Every experience is a paradox in that it means to be absolute, and yet is relative; in that it somehow always goes beyond itself and yet never escapes itself.

Life is very long 
Between the desire  And the spasm
Between the potency  And the existence 
Between the essence  And the descent 
Falls the Shadow
For Thine is the Kingdom 
For Thine is 
Life is 
For Thine is the 
This is the way the world ends
This is the way the world ends 
This is the way the world ends 
Not with a bang but a whimper. 

~ T.S. Eliot was a British essayist, publisher, playwright, literary and social critic, and "one of the twentieth century's major poets". T. S. Eliot was a creature of paradoxes, and paradoxes which he did his best to cultivate and sustain. He wrote a jumpy, fragmented poetry about terrifying isolation, while insisting he was keeping with the oldest traditions of civilisation and order. The Waste Land has come to be seen as the poem of the twentieth century, and yet Eliot was profoundly unhappy with that century, and distrusted his contemporaries’ reasons for thinking they understood him. He was the American who thought the English were so ‘very different from ourselves’ in 1917, while at the same time positioning himself as the guardian of the truest English culture.

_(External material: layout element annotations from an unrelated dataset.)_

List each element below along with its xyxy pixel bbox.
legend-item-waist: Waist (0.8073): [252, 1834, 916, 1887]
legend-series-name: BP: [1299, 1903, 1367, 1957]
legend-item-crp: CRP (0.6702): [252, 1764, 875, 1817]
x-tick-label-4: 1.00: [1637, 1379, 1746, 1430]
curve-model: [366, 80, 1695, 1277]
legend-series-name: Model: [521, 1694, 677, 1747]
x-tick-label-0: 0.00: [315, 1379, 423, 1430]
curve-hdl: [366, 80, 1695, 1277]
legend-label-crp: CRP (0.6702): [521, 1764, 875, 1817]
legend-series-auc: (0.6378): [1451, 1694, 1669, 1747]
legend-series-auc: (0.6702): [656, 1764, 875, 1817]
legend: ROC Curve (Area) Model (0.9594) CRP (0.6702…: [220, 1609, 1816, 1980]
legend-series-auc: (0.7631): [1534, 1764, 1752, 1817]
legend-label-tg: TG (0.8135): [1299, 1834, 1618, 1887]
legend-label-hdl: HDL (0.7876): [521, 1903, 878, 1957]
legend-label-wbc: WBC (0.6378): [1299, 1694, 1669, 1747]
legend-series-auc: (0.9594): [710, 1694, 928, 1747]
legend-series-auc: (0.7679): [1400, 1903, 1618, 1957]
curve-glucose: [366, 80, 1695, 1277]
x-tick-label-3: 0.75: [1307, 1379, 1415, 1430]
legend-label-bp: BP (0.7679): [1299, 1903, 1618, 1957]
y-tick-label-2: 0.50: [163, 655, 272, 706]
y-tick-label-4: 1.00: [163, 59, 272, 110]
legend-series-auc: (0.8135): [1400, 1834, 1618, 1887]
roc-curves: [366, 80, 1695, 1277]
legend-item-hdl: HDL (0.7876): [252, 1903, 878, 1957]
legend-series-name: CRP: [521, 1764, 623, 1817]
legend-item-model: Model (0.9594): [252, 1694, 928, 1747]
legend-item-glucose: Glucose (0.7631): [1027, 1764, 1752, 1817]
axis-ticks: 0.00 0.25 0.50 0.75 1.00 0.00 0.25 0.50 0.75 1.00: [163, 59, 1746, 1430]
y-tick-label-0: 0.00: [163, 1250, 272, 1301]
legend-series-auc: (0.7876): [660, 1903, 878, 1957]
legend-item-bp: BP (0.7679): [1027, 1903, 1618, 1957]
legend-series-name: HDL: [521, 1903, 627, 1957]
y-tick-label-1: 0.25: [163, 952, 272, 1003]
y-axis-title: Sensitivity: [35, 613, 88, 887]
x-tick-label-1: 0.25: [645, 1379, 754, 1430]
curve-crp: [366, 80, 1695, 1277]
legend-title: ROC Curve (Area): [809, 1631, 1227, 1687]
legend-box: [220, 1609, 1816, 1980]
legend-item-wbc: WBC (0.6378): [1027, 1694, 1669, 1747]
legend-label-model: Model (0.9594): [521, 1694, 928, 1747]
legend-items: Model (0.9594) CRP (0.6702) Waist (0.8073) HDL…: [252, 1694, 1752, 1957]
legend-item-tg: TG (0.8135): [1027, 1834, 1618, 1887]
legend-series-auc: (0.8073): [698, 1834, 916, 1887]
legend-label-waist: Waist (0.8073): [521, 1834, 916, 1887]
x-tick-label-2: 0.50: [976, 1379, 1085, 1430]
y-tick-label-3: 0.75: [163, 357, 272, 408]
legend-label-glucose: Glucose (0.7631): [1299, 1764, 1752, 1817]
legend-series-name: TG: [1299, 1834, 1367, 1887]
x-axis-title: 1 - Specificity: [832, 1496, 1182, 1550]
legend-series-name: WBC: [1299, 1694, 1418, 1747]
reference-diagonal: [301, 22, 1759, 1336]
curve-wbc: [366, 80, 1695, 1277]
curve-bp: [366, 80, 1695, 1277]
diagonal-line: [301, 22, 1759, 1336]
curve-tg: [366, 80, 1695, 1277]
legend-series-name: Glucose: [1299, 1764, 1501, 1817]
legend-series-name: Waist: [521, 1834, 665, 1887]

~ Esme Valerie Eliot was the second wife and later widow of
T. S. Eliot. In contrast to his first marriage, Eliot knew Fletcher well, as she had been his secretary at Faber and Faber since 1949. They kept their wedding secret; the ceremony was held in a church at 6:15 am with virtually no one in attendance other than his wife's parents. Eliot had no children with either of his wives. After Eliot's death, Valerie dedicated her time to preserving his legacy, by editing and annotating The Letters of T. S. Eliot and a facsimile of the draft of The Waste Land. Valerie Eliot died in 2012 at her home in London.